調整しているから直撃してもやけどで済むレベルに絞り込んであるから大丈夫よね?
「へっ!?」
「ドゥーハンさん、行きますわよ~。それっ!」
あたしは一斉にその百本ある【炎の矢】を放った。
矢は奇麗にドゥーハンさんを囲みながら迫る。
まあ、回復魔法も有るし大丈夫だろう。
「のあぁあぁぁぁぁぁっ!! 何じゃこりゅあぁ!!!?」
大声上げて炎の矢の餌食になるだろうと思ったその瞬間、ドゥーハンさんはいきなり心眼を開いて迫りくる百本もある【炎の矢】を全部剣で叩き切った!?
「うむ、見事だ!」
「ほほう、人間にしてはやるではないか?」
「面白そうなやつでいやがりますね?」
それを見ていたショーゴさんやクロさん、クロエさんは興味を示した。
「っだぁぁああああぁぁっ!! こらエルハイミ! てめえ俺に何の恨みがあるんだ!? 殺す気か!!」
「えっ、だって本気で来いって言いましたわよ? それにこれでも手加減して本気であればあの数百倍の【炎の矢】が出せますわよ?」
「ユリシアも大概だったが、娘のお前はもっと大概だぁ!! ホーネスに俺を亡き者にでもしろって教育でもされてるんじゃないだろうな!?」
ぜぇぜぇ
ドゥーハンさんは肩で息している。
しかしあたしは少し驚いている。
ドゥーハンさんの瞳が薄く金色になっていたからだ。
それはアンナさんの領域、つまり英雄にも引けを取らない心眼使いなのだ。
「流石は北陸戦争の英雄、あれほどの【炎の矢】もしのぐとは! これにエルハイミ殿が協力していただければロックワームもすぐに片付きましょうぞ!」
ドズラー大臣はあたしたちの一連を見ていて拍手しながらそう言ってくる。
「ま、まあこの嬢ちゃんなら確かに問題無ぇ。
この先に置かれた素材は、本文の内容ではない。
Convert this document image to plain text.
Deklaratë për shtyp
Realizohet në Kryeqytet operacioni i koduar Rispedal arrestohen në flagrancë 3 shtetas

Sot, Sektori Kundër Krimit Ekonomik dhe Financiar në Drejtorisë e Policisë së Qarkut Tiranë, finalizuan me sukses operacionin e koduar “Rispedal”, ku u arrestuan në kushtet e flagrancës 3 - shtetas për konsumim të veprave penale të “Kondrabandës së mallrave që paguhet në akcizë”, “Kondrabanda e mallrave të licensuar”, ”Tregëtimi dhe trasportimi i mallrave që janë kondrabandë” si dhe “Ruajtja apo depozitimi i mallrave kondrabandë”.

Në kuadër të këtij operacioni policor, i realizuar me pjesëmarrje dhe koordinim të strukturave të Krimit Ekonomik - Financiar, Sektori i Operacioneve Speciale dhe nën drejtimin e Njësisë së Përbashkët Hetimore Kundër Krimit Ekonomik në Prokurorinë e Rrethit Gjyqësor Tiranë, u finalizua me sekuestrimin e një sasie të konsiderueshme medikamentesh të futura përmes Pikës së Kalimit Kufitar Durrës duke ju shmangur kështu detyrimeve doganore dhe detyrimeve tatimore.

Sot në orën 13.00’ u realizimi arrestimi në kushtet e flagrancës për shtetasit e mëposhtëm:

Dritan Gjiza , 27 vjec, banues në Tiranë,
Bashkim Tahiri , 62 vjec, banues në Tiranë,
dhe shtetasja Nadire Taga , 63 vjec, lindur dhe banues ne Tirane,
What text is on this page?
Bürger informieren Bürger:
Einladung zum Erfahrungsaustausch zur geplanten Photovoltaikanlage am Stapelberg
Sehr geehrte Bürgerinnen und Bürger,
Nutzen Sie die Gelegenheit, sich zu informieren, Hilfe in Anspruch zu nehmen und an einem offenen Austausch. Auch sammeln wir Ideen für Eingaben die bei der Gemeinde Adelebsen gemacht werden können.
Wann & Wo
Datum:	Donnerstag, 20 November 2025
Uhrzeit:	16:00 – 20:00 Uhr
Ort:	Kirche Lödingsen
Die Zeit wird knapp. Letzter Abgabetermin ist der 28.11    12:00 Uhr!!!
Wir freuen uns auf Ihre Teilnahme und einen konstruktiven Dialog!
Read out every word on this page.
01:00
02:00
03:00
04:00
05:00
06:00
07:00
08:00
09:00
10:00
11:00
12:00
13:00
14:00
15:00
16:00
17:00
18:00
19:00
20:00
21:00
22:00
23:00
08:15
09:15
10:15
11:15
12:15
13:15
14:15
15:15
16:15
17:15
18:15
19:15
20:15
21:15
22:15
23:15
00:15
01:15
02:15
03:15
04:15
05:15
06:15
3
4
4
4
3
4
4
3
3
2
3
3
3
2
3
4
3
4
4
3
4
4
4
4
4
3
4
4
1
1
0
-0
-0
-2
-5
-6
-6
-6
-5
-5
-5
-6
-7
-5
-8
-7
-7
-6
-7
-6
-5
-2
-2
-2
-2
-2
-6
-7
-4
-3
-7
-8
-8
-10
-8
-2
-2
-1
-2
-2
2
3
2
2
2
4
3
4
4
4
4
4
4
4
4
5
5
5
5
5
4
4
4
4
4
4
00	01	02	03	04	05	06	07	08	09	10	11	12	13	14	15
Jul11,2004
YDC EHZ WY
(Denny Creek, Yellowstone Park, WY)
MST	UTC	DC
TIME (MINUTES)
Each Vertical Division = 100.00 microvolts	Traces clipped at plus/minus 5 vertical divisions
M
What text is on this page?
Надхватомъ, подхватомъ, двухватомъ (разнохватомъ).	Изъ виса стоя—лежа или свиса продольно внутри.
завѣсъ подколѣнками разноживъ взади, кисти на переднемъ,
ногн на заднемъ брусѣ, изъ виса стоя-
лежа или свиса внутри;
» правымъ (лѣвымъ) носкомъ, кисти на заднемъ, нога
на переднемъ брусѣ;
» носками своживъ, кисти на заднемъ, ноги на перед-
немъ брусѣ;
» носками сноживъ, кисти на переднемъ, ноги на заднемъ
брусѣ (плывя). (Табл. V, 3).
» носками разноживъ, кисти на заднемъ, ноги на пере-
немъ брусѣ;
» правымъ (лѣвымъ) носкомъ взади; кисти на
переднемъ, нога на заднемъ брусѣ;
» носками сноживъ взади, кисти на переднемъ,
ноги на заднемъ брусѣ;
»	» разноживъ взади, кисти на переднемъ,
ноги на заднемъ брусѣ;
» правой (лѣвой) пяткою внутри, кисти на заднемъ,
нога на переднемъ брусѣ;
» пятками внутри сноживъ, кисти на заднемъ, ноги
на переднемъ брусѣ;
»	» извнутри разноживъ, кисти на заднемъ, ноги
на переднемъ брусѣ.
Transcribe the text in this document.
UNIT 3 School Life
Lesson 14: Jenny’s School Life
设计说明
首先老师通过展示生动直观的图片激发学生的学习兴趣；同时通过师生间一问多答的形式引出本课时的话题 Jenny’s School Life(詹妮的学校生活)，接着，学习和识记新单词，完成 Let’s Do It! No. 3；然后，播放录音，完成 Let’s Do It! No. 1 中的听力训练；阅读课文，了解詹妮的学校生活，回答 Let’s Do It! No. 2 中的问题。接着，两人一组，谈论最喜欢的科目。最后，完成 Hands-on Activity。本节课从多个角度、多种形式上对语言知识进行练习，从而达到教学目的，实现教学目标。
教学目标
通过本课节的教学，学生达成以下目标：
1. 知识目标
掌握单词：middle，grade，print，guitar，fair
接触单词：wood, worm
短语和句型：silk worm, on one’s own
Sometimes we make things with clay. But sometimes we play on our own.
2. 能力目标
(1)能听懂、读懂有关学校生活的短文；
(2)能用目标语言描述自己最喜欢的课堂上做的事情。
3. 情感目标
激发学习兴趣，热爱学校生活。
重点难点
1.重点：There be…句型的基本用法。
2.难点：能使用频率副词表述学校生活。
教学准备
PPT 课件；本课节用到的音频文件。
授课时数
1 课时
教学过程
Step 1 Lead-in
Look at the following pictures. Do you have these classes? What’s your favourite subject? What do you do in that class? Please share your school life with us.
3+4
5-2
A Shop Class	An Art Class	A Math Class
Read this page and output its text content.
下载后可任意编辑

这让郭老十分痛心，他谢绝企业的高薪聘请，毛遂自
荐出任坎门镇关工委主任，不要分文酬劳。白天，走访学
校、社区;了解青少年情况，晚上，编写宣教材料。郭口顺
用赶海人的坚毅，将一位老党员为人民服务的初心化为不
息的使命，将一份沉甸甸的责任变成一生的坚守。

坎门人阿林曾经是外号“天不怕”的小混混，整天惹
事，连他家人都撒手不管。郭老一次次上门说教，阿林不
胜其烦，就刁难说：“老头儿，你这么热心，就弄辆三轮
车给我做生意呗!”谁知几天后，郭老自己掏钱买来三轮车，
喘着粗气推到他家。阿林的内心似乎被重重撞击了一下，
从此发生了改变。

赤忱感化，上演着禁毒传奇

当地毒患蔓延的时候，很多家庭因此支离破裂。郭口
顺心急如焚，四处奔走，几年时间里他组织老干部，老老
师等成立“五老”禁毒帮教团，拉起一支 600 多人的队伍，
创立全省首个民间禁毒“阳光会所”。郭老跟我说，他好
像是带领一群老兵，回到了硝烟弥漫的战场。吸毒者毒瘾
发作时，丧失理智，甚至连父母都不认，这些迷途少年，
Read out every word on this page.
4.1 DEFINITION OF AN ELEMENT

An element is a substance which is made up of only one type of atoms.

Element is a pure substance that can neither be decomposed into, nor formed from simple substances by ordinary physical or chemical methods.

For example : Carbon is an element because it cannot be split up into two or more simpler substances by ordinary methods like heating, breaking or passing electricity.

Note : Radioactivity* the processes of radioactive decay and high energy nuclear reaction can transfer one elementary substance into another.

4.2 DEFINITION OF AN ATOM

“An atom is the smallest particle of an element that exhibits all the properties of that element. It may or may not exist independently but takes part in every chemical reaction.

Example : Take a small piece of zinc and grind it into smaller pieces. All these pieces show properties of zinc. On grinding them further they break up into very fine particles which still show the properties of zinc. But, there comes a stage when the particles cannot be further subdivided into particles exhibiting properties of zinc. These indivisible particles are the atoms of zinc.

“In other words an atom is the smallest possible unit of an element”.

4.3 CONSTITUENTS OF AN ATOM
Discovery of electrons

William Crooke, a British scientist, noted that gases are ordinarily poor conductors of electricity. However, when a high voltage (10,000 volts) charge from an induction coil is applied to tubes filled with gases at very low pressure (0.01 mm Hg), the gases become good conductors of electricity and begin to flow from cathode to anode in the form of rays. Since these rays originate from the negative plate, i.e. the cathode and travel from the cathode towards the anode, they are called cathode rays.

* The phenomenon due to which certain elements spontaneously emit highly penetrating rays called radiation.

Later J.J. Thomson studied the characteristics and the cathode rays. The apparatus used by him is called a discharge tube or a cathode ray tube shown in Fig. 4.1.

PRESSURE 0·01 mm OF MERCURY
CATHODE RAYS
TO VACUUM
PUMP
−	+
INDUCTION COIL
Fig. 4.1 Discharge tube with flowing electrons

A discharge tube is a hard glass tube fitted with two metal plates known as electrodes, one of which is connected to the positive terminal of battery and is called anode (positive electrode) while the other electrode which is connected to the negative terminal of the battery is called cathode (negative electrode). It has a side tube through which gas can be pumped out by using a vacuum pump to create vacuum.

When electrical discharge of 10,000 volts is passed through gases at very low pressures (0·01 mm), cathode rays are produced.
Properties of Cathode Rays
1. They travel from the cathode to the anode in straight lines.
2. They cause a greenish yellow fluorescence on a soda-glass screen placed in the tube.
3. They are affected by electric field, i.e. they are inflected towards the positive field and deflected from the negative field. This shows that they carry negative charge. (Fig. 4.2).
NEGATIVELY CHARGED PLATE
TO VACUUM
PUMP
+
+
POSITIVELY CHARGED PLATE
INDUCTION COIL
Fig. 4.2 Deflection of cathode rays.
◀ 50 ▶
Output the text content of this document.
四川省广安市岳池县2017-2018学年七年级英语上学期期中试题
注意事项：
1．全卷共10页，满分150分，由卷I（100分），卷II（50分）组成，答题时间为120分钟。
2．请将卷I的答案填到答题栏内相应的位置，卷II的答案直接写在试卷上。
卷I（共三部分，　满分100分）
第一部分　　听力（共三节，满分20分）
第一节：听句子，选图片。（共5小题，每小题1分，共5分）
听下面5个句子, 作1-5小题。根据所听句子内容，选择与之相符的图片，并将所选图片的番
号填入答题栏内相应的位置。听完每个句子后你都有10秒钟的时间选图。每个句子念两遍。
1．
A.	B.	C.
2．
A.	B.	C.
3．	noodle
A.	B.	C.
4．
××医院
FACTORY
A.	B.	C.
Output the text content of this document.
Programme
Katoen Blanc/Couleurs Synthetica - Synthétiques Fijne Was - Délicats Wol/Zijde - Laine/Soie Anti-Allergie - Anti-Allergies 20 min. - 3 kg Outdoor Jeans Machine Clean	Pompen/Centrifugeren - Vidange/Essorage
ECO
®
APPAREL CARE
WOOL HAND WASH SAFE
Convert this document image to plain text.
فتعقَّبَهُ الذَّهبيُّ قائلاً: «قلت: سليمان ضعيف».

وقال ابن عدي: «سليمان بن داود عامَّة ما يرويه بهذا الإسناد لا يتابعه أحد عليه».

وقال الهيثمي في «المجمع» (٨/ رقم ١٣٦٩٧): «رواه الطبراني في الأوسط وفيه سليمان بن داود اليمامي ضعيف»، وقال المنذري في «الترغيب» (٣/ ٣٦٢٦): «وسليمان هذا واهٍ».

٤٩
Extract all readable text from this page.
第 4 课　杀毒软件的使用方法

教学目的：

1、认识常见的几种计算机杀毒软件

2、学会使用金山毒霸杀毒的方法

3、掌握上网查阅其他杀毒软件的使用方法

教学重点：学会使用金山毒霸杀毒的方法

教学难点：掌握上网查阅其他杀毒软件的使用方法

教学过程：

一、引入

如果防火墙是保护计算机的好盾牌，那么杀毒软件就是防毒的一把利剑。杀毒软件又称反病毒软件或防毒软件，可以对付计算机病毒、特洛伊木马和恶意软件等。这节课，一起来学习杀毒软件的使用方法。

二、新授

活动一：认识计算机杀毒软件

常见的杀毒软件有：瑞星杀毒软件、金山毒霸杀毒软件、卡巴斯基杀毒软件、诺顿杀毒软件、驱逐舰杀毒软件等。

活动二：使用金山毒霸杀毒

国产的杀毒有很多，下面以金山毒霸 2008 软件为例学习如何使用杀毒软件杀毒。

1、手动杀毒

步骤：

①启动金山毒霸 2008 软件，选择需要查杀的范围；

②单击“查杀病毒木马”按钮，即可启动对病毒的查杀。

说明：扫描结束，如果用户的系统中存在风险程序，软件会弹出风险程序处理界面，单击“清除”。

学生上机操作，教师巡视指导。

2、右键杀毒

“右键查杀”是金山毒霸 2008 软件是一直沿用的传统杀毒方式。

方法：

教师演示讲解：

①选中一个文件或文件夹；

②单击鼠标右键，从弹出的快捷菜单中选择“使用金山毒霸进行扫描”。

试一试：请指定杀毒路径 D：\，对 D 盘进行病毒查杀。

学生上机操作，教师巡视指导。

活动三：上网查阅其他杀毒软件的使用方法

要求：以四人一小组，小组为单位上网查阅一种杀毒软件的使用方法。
よしわかった、これ以上被害を広げないためだ、協力してくれエルハイミの嬢ちゃん」
そう言ってドゥーハンさんはあたしに手を差し出す。
あたしはその手を取り握手する。
早い所あたしもドワーフの王国へ行きたいし、そのあとサージム大陸行って精霊都市ユグリアを目指したい。
そこまで行けばボヘーミャは目と鼻の先だ。
そしてきっと師匠がティアナにも連絡付けてくれているだろうし、やっとティアナの元へ帰れる。
あたしはティアナに合えることを心待ちにするのだった。